Economic Cost of Lung Cancer Treatment Yields Little Benefit

Survival in non-small-cell lung cancer improved by less than a month despite increases in spending in 1983-1997

FRIDAY, Oct. 26 (HealthDay News) -- A study examining the cost-effectiveness ratio for treatment for non-small-cell lung cancer (NSCLC) in elderly individuals reports dismal findings: between 1983 and 1997 mean survival improved by less than a month, whereas costs of treatment rose, yielding an average cost per life-year gained of $403,142 per patient. The study findings were released online Oct. 22 in advance of publication in the Dec. 1 issue of the journal Cancer.

Rebecca M. Woodward, Ph.D., of Harvard University in Cambridge, Mass., and colleagues conducted a cost-benefit analysis for the treatment of NSCLC in the elderly U.S. population between 1983 and 1997. Life expectancy after diagnosis was calculated using figures from a national database, and treatment costs were estimated using Medicare data.
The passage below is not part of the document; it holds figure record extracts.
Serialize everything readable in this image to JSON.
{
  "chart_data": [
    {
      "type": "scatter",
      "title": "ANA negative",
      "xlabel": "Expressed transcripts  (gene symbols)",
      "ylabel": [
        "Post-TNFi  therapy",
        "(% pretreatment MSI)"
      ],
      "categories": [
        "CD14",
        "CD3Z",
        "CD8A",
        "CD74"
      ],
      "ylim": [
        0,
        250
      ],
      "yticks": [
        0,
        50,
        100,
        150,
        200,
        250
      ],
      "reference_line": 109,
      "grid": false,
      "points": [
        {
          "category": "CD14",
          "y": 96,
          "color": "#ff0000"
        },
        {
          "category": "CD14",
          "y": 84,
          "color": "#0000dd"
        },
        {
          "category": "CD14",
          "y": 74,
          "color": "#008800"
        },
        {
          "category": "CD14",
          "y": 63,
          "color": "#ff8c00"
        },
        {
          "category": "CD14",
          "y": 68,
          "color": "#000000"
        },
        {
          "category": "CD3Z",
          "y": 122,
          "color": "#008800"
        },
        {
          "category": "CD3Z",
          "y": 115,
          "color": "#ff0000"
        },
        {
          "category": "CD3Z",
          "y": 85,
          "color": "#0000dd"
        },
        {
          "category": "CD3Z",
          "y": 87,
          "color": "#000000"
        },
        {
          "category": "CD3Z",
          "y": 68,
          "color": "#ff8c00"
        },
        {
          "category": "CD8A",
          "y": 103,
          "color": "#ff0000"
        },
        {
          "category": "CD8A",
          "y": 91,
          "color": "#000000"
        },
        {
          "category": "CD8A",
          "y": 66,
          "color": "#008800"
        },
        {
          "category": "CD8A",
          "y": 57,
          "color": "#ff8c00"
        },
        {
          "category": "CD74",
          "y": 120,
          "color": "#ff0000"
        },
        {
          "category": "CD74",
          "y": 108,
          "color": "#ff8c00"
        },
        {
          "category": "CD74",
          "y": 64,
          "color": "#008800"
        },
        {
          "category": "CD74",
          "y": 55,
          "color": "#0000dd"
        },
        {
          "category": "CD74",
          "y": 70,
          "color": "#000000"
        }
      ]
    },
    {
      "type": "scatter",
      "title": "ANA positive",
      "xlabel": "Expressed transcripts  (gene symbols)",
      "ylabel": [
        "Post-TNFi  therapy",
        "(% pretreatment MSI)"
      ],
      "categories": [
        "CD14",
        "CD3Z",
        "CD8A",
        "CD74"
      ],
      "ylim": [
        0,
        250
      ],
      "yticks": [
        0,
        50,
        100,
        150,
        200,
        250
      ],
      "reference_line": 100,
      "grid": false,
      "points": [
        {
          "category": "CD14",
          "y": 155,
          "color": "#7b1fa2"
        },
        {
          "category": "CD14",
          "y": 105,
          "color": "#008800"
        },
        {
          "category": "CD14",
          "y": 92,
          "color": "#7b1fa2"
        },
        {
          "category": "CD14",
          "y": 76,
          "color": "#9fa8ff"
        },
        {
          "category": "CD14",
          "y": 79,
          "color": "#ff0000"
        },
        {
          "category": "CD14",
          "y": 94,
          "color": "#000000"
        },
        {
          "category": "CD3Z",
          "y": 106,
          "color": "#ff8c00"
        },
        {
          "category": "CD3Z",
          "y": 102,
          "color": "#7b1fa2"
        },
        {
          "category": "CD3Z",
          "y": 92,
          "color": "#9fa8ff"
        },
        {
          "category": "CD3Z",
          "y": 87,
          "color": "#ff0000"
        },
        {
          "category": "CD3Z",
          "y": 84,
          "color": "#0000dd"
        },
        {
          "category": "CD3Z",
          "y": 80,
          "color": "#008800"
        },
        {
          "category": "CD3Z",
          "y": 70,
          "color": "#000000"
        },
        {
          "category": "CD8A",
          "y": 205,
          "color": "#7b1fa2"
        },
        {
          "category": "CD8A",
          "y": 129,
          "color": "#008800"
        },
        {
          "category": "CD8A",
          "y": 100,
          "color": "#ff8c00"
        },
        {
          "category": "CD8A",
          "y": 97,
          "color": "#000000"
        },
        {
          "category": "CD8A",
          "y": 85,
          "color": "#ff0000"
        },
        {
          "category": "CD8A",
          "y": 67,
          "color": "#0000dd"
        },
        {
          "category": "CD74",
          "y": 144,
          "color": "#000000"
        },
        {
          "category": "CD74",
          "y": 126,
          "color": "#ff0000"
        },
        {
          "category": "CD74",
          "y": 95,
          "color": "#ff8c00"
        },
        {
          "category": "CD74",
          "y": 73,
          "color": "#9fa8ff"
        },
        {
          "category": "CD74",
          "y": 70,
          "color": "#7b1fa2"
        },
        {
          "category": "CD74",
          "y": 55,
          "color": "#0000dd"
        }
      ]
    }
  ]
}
Between 1983 and 1997, the life expectancy after diagnosis of NSCLC improved minimally, with a mean increase of 0.60 months. The cost of treatment, adjusted for inflation (using year 2000 dollars), rose by $20,157 per patient. This translates to an average cost of $403,142 per year of life gained. The cost-effectiveness ratio was most favorable in individuals with localized cancer ($143,614 per life-year gained) and worst in metastatic cancer ($1,190,322 per life-year gained).

"Evaluating the return on medical spending is essential to assessing the performance of the health system," the authors write. "In sum, the additional money spent on lung cancer treatment…[during the study time period] did not result in a favorable economic rate of return by conventional benchmarks."